Understanding Blunt Force Trauma Lethality: An Interview with Dr. Robert Margulies (Part 2)

(from slideshare.net)

(from slideshare.net)

[Ed: “The world is a beautiful place, but . . .” The remainder of the December 2015 interview of DRGO’s Dr.Margulies regarding blunt force brain trauma from Armed Citizens Legal Defense Network’s eJournal. Part 1 is here.]

eJournal: What losses should we expect from injury to different parts of the brain?

Dr. Margulies: The lower portion of the back of the brain is where we see. The information is transmitted through what appears to be a fairly long channel from the eyes to the occipital lobe at the back of the brain where we have our visual cortex, the part that interprets the electrical and chemical impulses that are generated. It is not the eye that sees, it is the impulses from the eye that are interpreted in the visual cortex, so striking the back of the head can render someone temporarily unable to see clearly. That is a disabling injury.

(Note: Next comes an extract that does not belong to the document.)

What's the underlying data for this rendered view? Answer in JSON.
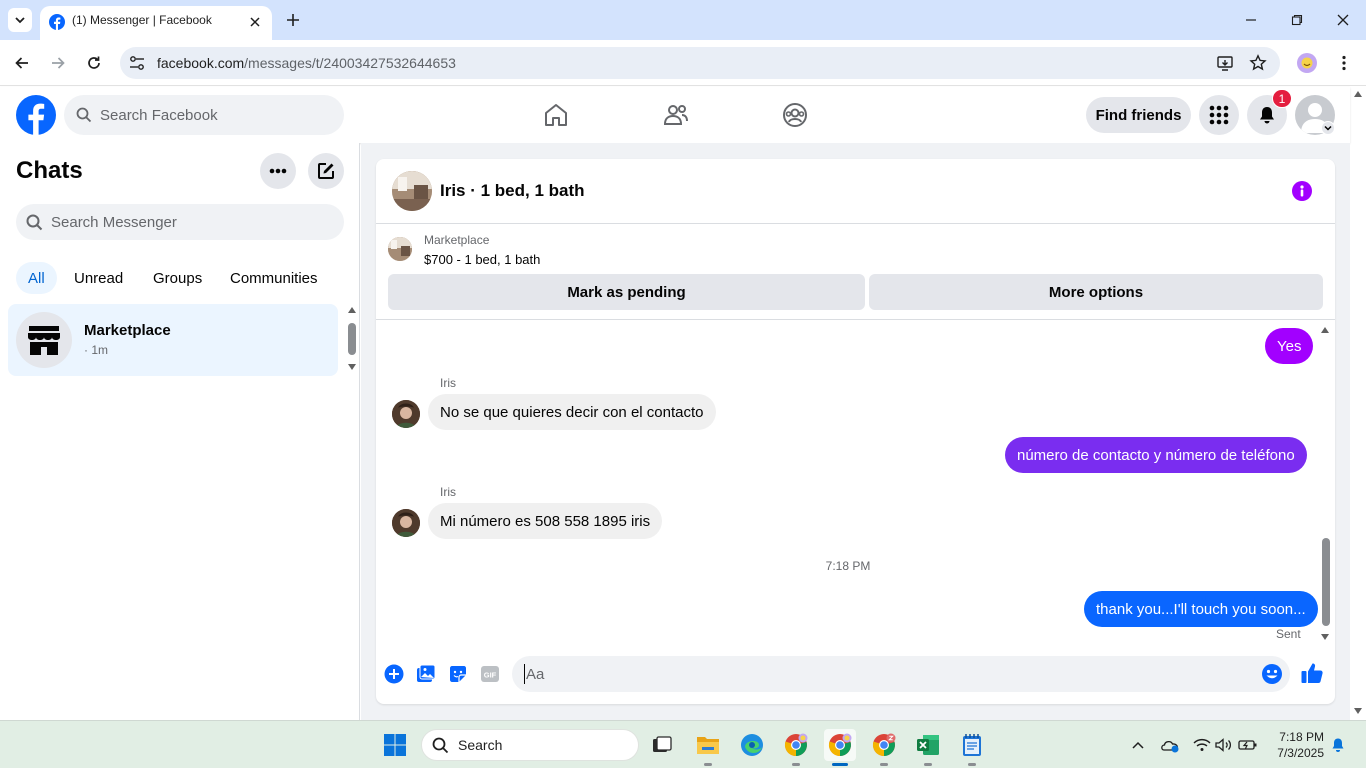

As I mentioned earlier, other areas that are more easily damaged are the temporal areas just above and slightly forward of the ears. An injury there can produce an electrical storm in the sense that bony fragments penetrate the brain. Though there is no pain involved–the brain itself does not have sensory nerves–the impact and the fragmentation produce an electrical shock wave through the brain. That’s in addition to the bleeding if the temporal artery is torn. Again, that renders the individual disabled in terms of mounting a reasonable defense.

eJournal: Would a victim injured in that way by an attacker who didn’t stick around, be unable to seek medical assistance or provide self-care to mitigate the damage?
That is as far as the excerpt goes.